The capsule, created by Space Perspective, will send eight people up in a balloon pressurised spacecraft for a six-hour flight with 360-degree views of planet Earth.
It will fly 30 kilometres above Earth and each ticket will cost $125,000.
Entrepreneurs Jane Poynter and Taber MacCallum founded the company to allow average people to also have access to space, previously limited to astronauts alone.
“Space Perspective wants more people to experience the life-changing views from space that to date have only been accessible to astronauts — making it possible by applying flight technology also used extensively by NASA for many years,” said the company.
The launch is set to happen by 2024, as passengers will ascend from the launch pad at NASA’s Kennedy Space Center in Florida, soaring above 99 per cent of the Earth’s atmosphere.
The space balloon is the size of a large football stadium and is a technology used over decades by other companies.
The flight will be low-impact, especially compared to the launch of a rocket. It includes reclining chairs, food, panoramic windows and Wi-Fi connection for live streaming.
In case of any issues, a backup parachute is designed so the capsule and balloon can descend and land. The chute is partially opened before flight so it can take over the primary flight system in a moment.
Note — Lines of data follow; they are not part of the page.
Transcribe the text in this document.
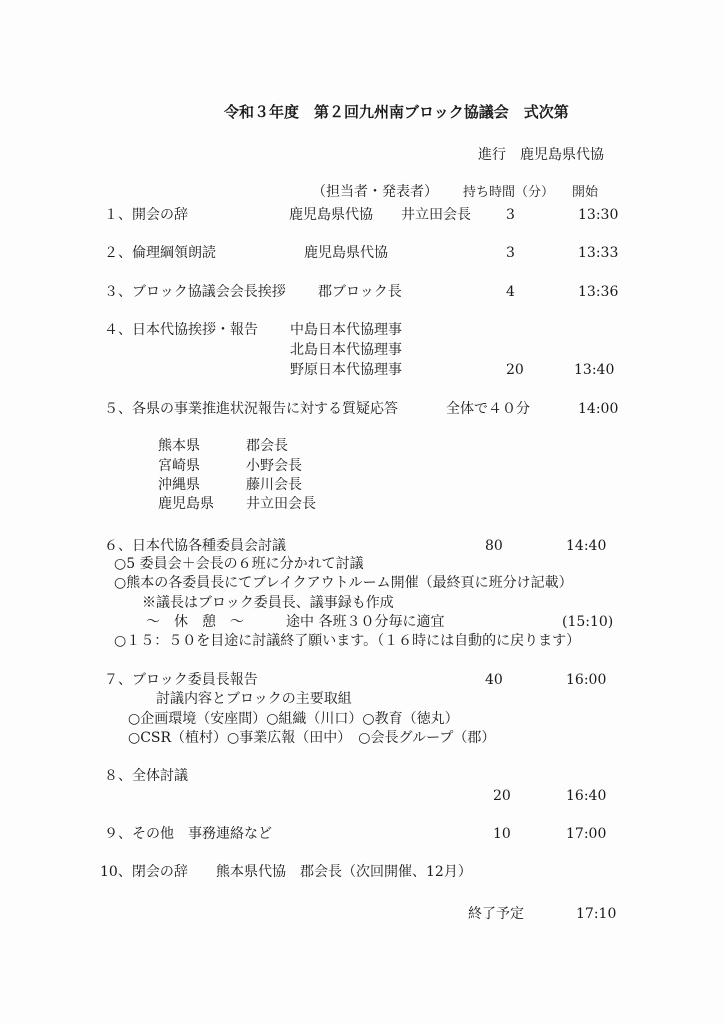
令和３年度　第２回九州南ブロック協議会　式次第
進行　鹿児島県代協
（担当者・発表者） 持ち時間（分） 開始
１、開会の辞	鹿児島県代協　　井立田会長	3	13:30
２、倫理綱領朗読	鹿児島県代協	3	13:33
３、ブロック協議会会長挨拶 郡ブロック長	4	13:36
４、日本代協挨拶・報告 中島日本代協理事
北島日本代協理事
野原日本代協理事	20	13:40
５、各県の事業推進状況報告に対する質疑応答	全体で４０分	14:00
熊本県	郡会長
宮崎県	小野会長
沖縄県	藤川会長
鹿児島県 井立田会長
６、日本代協各種委員会討議	80	14:40
○5 委員会＋会長の６班に分かれて討議
○熊本の各委員長にてブレイクアウトルーム開催（最終頁に班分け記載）
※議長はブロック委員長、議事録も作成
～　休　憩　～	途中 各班３０分毎に適宜	(15:10)
○１５：５０を目途に討議終了願います。（１６時には自動的に戻ります）
７、ブロック委員長報告	40	16:00
討議内容とブロックの主要取組
○企画環境（安座間）○組織（川口）○教育（徳丸）
○CSR（植村）○事業広報（田中）　○会長グループ（郡）
８、全体討議
20	16:40
９、その他　事務連絡など	10	17:00
10、閉会の辞 熊本県代協　郡会長（次回開催、12月）
終了予定	17:10
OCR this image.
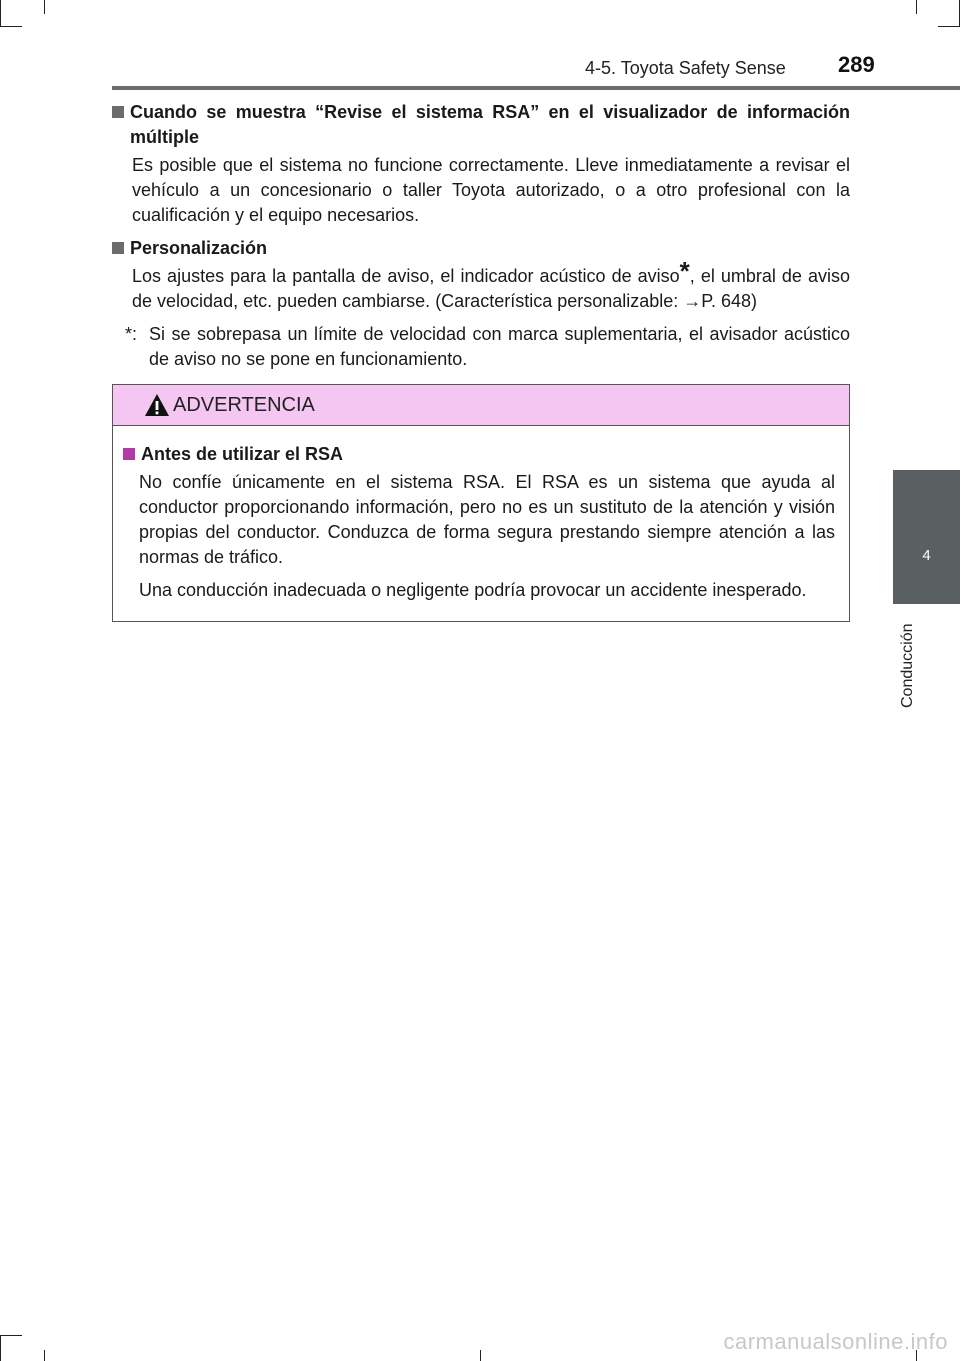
4-5. Toyota Safety Sense 289
4
Conducción
Cuando se muestra “Revise el sistema RSA” en el visualizador de información múltiple

Es posible que el sistema no funcione correctamente. Lleve inmediatamente a revisar el vehículo a un concesionario o taller Toyota autorizado, o a otro profesional con la cualificación y el equipo necesarios.

Personalización

Los ajustes para la pantalla de aviso, el indicador acústico de aviso*, el umbral de aviso de velocidad, etc. pueden cambiarse. (Característica personalizable: →P. 648)

*: Si se sobrepasa un límite de velocidad con marca suplementaria, el avisador acústico de aviso no se pone en funcionamiento.
ADVERTENCIA
Antes de utilizar el RSA

No confíe únicamente en el sistema RSA. El RSA es un sistema que ayuda al conductor proporcionando información, pero no es un sustituto de la atención y visión propias del conductor. Conduzca de forma segura prestando siempre atención a las normas de tráfico.

Una conducción inadecuada o negligente podría provocar un accidente inesperado.

carmanualsonline.info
On 18 June, Space Perspective ascended its first un-crewed test flight, ‘Neptune One’, which launched from Space Coast Spaceport, adjacent to the centre Spaceflight Neptune will ascend from.
“The research payload on our Neptune One flight was an ozone sensor instrument, testing innovative atmospheric science technology, developed by the physics department at University of Northern Florida,” the statement said.
MacCallum added, “This test flight of Neptune One kicks off our extensive test flight campaign, which will be extremely robust because we can perform tests without a pilot, making Spaceship Neptune an extremely safe way to go to space.”
It reached over 100,000 feet, traversed the Florida peninsula and splashed down in the Gulf of Mexico where it was met and brought ashore.
Balloon spaceflights have been tested time and time again, as it is considered a zero-emission trip beyond the skies, and far cheaper compared with rocket launches.
NASA has pioneered with this type of technology first, however encountered difficulties with its Giant Balloon in 2015, which leaked and drifted to unplanned territory in Australia.
The environment at stratospheric altitudes is harsh, seeing temperatures below minus 20 degrees with intense ultraviolet radiation. Therefore, drift cannot be controlled by operators, thus allowing only a specific window of optimal wind and temperature for flight.
While the flight was simply for engineering purposes, it highlighted one of the largest potential issues that can occur on a balloon flight.
Despite previous issues, NASA has launched many successful balloon flights after that incident, proving the technology has evolved since then.